Topological Quantum Field Theories -- A Meeting Ground for Physicists and Mathematicians

TL;DR

This paper explores how topological quantum field theories, especially Chern-Simons theories, serve as a bridge between physics and mathematics, enabling exact solutions and new invariants for knots, links, and three-manifolds, with applications in quantum gravity.

Contribution

It provides a comprehensive overview of Chern-Simons theories as tools for understanding low-dimensional topology and their exact solutions, linking quantum field theory with knot and three-manifold invariants.

Findings

Exact solutions for Chern-Simons theories enable computation of knot invariants.

Wilson loop expectation values produce polynomial invariants like the Jones polynomial.

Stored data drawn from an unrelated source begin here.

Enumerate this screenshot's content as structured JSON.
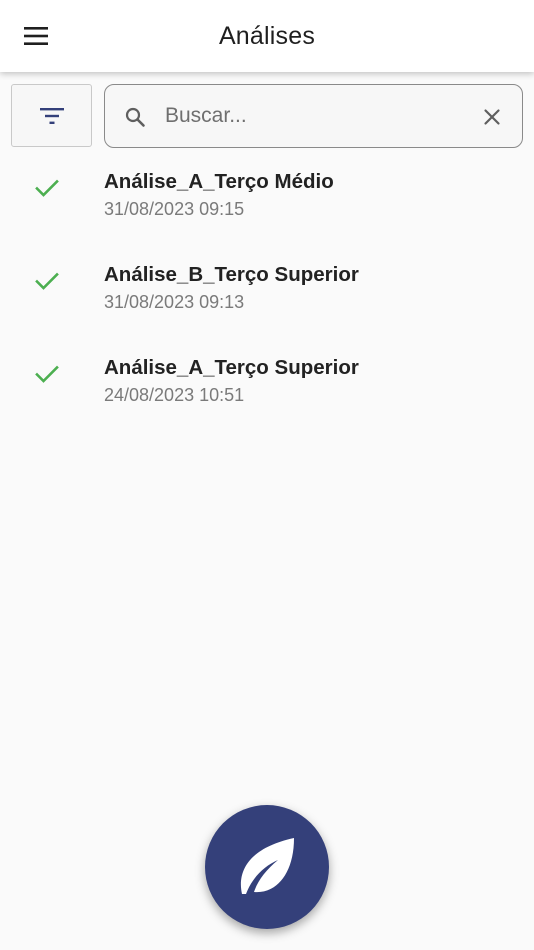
{
  "header": {
    "title": "Análises",
    "menu_icon": "hamburger-menu-icon"
  },
  "toolbar": {
    "filter_icon": "filter-list-icon",
    "search": {
      "placeholder": "Buscar...",
      "value": "",
      "search_icon": "search-icon",
      "clear_icon": "close-icon"
    }
  },
  "analyses": [
    {
      "title": "Análise_A_Terço Médio",
      "date": "31/08/2023 09:15",
      "status_icon": "check-icon"
    },
    {
      "title": "Análise_B_Terço Superior",
      "date": "31/08/2023 09:13",
      "status_icon": "check-icon"
    },
    {
      "title": "Análise_A_Terço Superior",
      "date": "24/08/2023 10:51",
      "status_icon": "check-icon"
    }
  ],
  "fab": {
    "icon": "leaf-icon"
  },
  "colors": {
    "primary": "#34407a",
    "success": "#4caf50",
    "background": "#fafafa"
  }
}
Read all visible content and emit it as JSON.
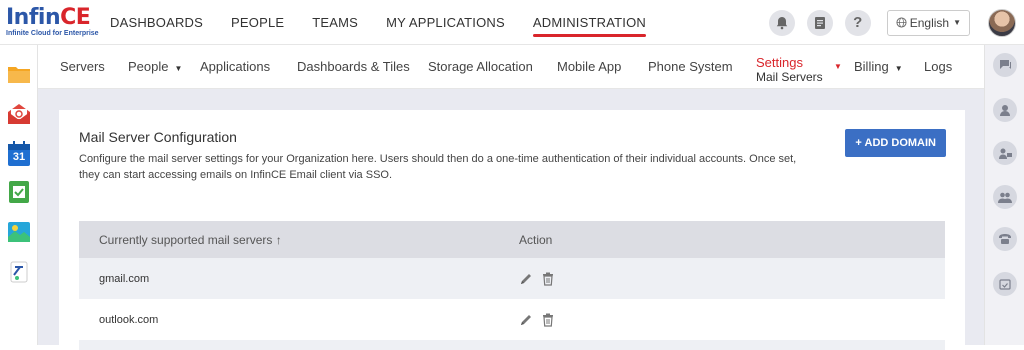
{
  "brand": {
    "name_part1": "Infin",
    "name_part2": "CE",
    "tagline": "Infinite Cloud for Enterprise"
  },
  "top_nav": [
    {
      "label": "DASHBOARDS",
      "active": false
    },
    {
      "label": "PEOPLE",
      "active": false
    },
    {
      "label": "TEAMS",
      "active": false
    },
    {
      "label": "MY APPLICATIONS",
      "active": false
    },
    {
      "label": "ADMINISTRATION",
      "active": true
    }
  ],
  "top_right": {
    "help_glyph": "?",
    "language": "English"
  },
  "sub_nav": {
    "servers": "Servers",
    "people": "People",
    "applications": "Applications",
    "dashboards_tiles": "Dashboards & Tiles",
    "storage": "Storage Allocation",
    "mobile": "Mobile App",
    "phone": "Phone System",
    "settings": "Settings",
    "settings_sub": "Mail Servers",
    "billing": "Billing",
    "logs": "Logs"
  },
  "page": {
    "title": "Mail Server Configuration",
    "description": "Configure the mail server settings for your Organization here. Users should then do a one-time authentication of their individual accounts. Once set, they can start accessing emails on InfinCE Email client via SSO.",
    "add_button": "+ ADD DOMAIN"
  },
  "table": {
    "headers": {
      "server": "Currently supported mail servers ↑",
      "action": "Action"
    },
    "rows": [
      {
        "server": "gmail.com"
      },
      {
        "server": "outlook.com"
      }
    ]
  },
  "left_apps": [
    "folder-icon",
    "mail-icon",
    "calendar-icon",
    "tasks-icon",
    "gallery-icon",
    "forms-icon"
  ],
  "calendar_day": "31",
  "right_rail": [
    "chat-icon",
    "person-icon",
    "contact-icon",
    "group-icon",
    "phone-icon",
    "calendar-check-icon"
  ],
  "colors": {
    "brand_blue": "#2c57a8",
    "brand_red": "#d9252b",
    "button_blue": "#3b6fc4"
  }
}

Perturbative analysis relates to Vassiliev invariants and applications in quantum gravity.

Abstract

Topological quantum field theories can be used as a powerful tool to probe geometry and topology in low dimensions. Chern-Simons theories, which are examples of such field theories, provide a field theoretic framework for the study of knots and links in three dimensions. These are rare examples of quantum field theories which can be exactly (non-perturbatively) and explicitly solved. Abelian Chern-Simons theory provides a field theoretic interpretation of the linking and self-linking numbers of a link. In non-Abelian theories, vacuum expectation values of Wilson link operators yield a class of polynomial link invariants; the simplest of them is the famous Jones polynomial. Other invariants obtained are more powerful than that of Jones. Powerful methods for completely analytical and non-perturbative computation of these knot and link invariants have been developed. In the process answers to some of the open problems in knot theory are obtained. From these invariants for unoriented and framed links in $S^3$, an invariant for any three-manifold can be easily constructed by exploiting the Lickorish-Wallace surgery presentation of three-manifolds. This invariant up to a normalization is the partition function of the Chern-Simons field theory. Even perturbative analysis of the Chern-Simons theories are rich in their mathematical structure; these provide a field theoretic interpretation of Vassiliev knot invariants. Not only in mathematics, Chern-Simons theories find important applications in three and four dimensional quantum gravity also.